L’apport principal de ce jugement tient à l’articulation entre la charge de la preuve de la faute exonératoire et l’absence d’éléments matériels probants. La SA SMA cherchait à limiter son indemnisation en invoquant un défaut de stationnement régulier du véhicule adverse ; faute d’une légende exploitable sur le croquis du constat amiable, cette allégation n’a pas été retenue comme prouvée. Le tribunal en tire la conséquence logique : à défaut de preuve d’une faute de la victime, celle-ci conserve son droit à indemnisation intégrale, quand bien même elle ne rapporterait pas non plus la preuve d’une faute du conducteur adverse — l’absence de faute prouvée du responsable n’étant pas, en droit de la loi Badinter, une condition de l’indemnisation.

Le jugement rappelle également que l’indemnisation du préjudice matériel peut être fixée sur la base d’un rapport d’expertise et d’une note d’honoraires, sans exigence de factures de réparation effective, ce qui relève d’une solution également bien ancrée en la matière.

Enfin, la décision illustre les limites de la notion de résistance abusive : la seule circonstance qu’un assureur conteste une demande d’indemnisation, y compris de manière infondée, ne suffit pas à caractériser un abus du droit de se défendre en justice, en l’absence de preuve d’une mauvaise foi et d’un préjudice distinct.

Pour aller plus loin

Questions fréquentes

Pourquoi le tribunal a-t-il accordé une indemnisation intégrale malgré des circonstances indéterminées ?

Le tribunal rappelle que, selon une jurisprudence constante de la Cour de cassation (Civ. 2e, 14 juin 2007, pourvoi n° 06-15620), lorsque les circonstances d'un accident demeurent indéterminées et qu'aucune faute n'est prouvée à l'encontre du conducteur, celui-ci conserve un droit à indemnisation intégral. En l'espèce, la SA SMA n'a pas rapporté la preuve d'une faute du conducteur du camion appartenant à la SAS PETIT FORESTIER LOCATION, notamment quant à un défaut de stationnement, faute de légende exploitable sur le croquis annexé au constat amiable.

Qu'est-ce que l'action directe contre l'assureur, mise en œuvre dans cette affaire ?

En application des articles L.124-3 et L.124-4 du code des assurances, le tiers lésé dispose d'un droit d'action directe contre l'assureur garantissant la responsabilité civile de la personne responsable. C'est ce mécanisme que la SAS PETIT FORESTIER LOCATION a utilisé pour agir directement contre la SA SMA, assureur du conducteur du camion impliqué, sans avoir à mettre en cause ce dernier personnellement.

Quelles conditions la loi du 5 juillet 1985 impose-t-elle pour ouvrir droit à indemnisation ?

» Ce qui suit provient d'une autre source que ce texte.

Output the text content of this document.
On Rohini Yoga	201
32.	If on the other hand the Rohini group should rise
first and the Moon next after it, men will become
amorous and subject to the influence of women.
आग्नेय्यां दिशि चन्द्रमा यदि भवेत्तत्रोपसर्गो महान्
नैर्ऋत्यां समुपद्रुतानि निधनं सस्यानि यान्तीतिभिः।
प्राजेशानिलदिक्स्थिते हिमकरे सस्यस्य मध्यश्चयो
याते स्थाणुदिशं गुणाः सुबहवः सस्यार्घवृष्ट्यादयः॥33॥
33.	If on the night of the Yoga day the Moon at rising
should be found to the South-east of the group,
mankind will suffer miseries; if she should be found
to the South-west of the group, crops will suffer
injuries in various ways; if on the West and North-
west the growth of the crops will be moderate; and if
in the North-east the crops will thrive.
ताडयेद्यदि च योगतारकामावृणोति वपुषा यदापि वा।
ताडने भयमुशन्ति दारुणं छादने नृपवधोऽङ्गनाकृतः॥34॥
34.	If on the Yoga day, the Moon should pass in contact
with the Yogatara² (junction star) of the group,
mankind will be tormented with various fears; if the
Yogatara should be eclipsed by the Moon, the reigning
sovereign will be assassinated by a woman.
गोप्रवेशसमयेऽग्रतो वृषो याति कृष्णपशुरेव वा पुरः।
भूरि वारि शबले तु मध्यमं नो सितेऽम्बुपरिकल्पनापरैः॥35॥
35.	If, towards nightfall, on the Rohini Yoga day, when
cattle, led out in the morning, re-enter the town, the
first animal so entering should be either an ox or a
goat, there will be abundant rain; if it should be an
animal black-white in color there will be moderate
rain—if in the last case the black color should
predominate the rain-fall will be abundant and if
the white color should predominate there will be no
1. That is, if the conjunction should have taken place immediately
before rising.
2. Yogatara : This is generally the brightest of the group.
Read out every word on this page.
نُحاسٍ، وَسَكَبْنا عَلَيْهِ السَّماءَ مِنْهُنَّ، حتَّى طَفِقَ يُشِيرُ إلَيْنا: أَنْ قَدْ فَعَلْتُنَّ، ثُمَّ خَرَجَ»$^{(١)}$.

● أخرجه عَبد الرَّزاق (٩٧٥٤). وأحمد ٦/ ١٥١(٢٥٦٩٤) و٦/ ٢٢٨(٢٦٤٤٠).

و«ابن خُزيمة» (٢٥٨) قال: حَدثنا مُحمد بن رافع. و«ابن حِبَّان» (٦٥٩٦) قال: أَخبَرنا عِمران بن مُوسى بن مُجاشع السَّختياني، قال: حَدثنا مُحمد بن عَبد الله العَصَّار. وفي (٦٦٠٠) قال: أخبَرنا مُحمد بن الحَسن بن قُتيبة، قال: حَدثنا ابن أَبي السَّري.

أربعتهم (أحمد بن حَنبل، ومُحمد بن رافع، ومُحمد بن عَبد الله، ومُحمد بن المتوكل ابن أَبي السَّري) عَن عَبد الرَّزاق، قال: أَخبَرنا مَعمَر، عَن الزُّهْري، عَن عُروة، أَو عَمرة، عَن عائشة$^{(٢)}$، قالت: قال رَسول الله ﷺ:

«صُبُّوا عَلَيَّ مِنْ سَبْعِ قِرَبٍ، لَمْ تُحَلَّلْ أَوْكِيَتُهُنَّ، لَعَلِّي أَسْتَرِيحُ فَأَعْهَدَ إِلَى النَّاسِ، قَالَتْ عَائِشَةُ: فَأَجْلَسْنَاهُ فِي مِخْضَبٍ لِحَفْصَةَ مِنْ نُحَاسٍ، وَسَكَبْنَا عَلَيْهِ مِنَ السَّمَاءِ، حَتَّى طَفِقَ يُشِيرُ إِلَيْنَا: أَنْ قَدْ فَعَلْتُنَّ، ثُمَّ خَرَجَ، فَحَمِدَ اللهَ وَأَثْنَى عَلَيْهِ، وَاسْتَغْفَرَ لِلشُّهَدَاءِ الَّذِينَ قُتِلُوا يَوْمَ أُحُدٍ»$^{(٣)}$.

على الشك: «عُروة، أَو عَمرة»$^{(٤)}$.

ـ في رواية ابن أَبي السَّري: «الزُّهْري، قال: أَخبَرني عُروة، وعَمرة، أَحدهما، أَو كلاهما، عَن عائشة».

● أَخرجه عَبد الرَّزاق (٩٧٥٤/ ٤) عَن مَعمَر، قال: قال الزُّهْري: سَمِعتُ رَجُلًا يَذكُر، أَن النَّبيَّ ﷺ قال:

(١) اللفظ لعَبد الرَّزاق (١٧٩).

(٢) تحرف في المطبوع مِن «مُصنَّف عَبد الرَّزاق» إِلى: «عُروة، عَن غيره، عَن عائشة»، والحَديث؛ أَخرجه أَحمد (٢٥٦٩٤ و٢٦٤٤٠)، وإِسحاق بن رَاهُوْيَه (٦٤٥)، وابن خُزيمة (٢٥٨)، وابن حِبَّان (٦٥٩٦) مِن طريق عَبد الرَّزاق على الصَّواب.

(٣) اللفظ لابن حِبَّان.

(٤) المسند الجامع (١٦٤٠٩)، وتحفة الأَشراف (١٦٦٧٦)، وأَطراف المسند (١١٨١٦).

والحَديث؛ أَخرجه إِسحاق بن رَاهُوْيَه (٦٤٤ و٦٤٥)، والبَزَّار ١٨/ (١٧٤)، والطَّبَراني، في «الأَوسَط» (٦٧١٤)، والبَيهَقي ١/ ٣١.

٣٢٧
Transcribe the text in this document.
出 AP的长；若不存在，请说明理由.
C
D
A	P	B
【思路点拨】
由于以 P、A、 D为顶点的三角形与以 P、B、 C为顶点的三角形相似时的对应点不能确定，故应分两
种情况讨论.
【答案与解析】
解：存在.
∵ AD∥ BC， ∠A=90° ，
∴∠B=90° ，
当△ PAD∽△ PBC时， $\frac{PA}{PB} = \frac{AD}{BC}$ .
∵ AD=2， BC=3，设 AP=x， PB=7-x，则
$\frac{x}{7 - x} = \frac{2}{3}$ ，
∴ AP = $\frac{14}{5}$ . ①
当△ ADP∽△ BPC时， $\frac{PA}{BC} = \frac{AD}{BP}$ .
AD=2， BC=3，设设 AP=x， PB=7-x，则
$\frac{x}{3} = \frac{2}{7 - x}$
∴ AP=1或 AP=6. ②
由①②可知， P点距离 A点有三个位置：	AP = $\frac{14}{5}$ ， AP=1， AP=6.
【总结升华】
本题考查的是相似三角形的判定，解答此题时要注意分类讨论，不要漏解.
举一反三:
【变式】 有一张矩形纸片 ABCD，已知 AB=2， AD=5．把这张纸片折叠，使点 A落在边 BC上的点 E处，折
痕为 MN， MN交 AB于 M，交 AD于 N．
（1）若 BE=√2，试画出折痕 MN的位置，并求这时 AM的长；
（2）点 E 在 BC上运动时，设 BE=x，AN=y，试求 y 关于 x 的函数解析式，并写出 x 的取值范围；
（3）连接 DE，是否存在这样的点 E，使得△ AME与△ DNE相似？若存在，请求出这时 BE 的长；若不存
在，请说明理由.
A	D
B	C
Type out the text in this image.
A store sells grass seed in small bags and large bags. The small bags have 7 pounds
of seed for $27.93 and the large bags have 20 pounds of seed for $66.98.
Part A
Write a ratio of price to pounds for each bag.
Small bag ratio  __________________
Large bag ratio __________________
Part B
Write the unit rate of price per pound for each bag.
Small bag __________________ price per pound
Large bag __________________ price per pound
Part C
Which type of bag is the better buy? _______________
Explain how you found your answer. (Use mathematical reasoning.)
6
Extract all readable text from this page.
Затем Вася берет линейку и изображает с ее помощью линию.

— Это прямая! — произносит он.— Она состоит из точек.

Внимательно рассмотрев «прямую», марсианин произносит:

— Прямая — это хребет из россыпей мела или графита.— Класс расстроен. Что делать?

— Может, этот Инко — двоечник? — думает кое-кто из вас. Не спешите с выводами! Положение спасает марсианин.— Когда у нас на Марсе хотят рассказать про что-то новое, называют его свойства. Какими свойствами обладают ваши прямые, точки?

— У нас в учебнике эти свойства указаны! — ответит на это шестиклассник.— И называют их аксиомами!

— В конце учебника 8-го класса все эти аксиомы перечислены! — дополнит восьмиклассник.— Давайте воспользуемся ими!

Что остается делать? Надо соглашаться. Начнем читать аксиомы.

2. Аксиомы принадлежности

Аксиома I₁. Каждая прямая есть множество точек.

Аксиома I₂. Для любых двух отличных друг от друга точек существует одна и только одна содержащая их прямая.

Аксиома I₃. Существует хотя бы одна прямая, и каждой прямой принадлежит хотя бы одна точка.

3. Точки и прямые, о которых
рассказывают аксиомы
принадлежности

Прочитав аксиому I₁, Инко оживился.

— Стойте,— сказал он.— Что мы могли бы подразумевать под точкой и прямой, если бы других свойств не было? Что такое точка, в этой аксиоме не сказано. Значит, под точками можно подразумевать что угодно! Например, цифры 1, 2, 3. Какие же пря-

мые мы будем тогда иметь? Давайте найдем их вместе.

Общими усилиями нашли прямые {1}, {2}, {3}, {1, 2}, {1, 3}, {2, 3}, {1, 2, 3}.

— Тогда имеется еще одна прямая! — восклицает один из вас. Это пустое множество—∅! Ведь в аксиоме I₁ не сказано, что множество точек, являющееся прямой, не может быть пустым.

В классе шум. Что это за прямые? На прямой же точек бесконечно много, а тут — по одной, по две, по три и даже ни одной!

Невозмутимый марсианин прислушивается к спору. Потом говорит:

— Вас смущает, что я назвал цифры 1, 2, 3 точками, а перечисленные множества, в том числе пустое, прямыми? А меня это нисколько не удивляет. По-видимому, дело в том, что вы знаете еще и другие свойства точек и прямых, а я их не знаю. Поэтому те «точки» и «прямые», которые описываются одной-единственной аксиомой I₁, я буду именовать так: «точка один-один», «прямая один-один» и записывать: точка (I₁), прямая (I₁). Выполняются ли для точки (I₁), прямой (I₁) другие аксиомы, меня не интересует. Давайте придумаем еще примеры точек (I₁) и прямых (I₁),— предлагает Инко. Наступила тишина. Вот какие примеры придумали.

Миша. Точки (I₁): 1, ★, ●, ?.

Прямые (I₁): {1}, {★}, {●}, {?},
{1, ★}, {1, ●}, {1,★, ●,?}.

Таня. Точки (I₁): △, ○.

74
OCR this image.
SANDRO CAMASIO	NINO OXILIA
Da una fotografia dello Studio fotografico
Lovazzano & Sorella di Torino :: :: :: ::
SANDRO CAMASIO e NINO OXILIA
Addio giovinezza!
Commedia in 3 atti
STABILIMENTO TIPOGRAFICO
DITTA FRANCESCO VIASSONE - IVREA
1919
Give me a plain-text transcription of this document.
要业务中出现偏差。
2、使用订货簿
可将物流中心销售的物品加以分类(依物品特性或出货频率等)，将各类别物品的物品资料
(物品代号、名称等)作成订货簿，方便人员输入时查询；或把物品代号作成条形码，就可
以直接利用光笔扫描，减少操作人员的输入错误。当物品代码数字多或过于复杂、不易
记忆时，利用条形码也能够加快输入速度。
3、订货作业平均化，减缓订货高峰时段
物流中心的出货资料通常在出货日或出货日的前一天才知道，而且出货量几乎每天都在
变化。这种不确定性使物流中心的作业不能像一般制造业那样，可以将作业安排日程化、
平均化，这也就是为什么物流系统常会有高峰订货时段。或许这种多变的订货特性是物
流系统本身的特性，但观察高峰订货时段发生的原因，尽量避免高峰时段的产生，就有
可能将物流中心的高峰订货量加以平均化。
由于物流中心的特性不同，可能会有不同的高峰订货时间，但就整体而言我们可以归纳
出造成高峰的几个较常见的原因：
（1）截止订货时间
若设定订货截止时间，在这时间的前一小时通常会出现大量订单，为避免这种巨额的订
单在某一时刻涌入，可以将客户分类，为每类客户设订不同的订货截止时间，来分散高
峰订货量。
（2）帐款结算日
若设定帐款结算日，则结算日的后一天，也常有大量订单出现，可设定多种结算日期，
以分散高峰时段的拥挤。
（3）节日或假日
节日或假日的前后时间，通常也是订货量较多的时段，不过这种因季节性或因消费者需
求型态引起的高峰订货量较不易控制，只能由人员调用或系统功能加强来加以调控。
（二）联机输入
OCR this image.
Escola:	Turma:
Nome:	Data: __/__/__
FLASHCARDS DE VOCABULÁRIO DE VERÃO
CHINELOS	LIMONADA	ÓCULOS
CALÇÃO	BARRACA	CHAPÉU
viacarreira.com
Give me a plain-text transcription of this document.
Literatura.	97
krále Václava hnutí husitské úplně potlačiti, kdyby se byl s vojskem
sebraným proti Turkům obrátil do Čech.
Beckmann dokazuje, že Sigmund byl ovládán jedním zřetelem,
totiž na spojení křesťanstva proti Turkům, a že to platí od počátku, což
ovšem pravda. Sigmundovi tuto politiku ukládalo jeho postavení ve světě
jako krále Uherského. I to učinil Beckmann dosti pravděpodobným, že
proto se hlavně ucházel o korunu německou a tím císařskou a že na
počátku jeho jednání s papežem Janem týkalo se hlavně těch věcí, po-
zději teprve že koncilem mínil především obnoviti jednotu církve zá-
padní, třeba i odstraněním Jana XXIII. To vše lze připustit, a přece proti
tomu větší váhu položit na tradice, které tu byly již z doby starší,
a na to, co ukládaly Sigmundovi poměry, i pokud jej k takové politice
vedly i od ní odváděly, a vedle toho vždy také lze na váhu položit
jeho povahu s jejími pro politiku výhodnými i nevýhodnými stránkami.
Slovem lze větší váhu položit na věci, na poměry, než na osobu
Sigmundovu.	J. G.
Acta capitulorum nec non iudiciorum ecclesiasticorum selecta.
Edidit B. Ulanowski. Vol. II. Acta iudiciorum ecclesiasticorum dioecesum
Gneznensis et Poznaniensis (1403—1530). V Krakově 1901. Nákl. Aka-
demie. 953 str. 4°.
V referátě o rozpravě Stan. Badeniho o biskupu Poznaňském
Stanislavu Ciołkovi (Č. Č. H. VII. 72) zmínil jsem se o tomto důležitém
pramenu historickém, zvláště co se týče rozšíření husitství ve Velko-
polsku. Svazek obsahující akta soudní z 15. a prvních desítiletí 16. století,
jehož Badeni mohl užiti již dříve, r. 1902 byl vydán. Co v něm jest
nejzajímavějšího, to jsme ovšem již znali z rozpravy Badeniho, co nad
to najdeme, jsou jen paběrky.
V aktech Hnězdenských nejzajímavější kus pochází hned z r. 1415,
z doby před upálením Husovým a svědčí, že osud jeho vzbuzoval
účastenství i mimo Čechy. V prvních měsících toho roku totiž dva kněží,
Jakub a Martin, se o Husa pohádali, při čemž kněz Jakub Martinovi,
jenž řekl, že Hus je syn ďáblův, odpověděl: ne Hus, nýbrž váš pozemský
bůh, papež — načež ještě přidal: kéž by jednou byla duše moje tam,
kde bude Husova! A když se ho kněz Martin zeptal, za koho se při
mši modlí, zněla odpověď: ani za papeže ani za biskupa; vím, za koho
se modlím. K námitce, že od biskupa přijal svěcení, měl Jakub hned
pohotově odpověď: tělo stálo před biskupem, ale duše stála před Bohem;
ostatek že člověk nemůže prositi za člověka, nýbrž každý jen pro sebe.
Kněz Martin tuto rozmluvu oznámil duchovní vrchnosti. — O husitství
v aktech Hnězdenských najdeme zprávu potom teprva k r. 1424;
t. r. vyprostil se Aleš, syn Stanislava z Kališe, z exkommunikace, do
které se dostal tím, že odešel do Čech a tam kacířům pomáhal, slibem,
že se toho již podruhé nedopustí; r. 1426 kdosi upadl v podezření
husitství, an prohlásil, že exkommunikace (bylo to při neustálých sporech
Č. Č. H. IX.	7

L'article 1er de la loi du 5 juillet 1985 exige la réunion de trois conditions : un accident de la circulation, l'implication d'un véhicule terrestre à moteur, et un dommage en lien causal avec cet accident. Le tribunal souligne qu'aucune faute du conducteur mis en cause n'est nécessaire pour que ce régime s'applique, dès lors qu'un contact matériel établit l'implication du véhicule.

La demande de dommages et intérêts pour résistance abusive a-t-elle été accueillie ?

Non. Le tribunal a débouté la SAS PETIT FORESTIER LOCATION de cette demande, au motif qu'elle ne justifiait ni de l'abus de droit ni de la mauvaise foi de la SA SMA, alors que les circonstances de l'accident étaient demeurées indéterminées, ni même d'un préjudice distinct résultant de cette prétendue résistance abusive.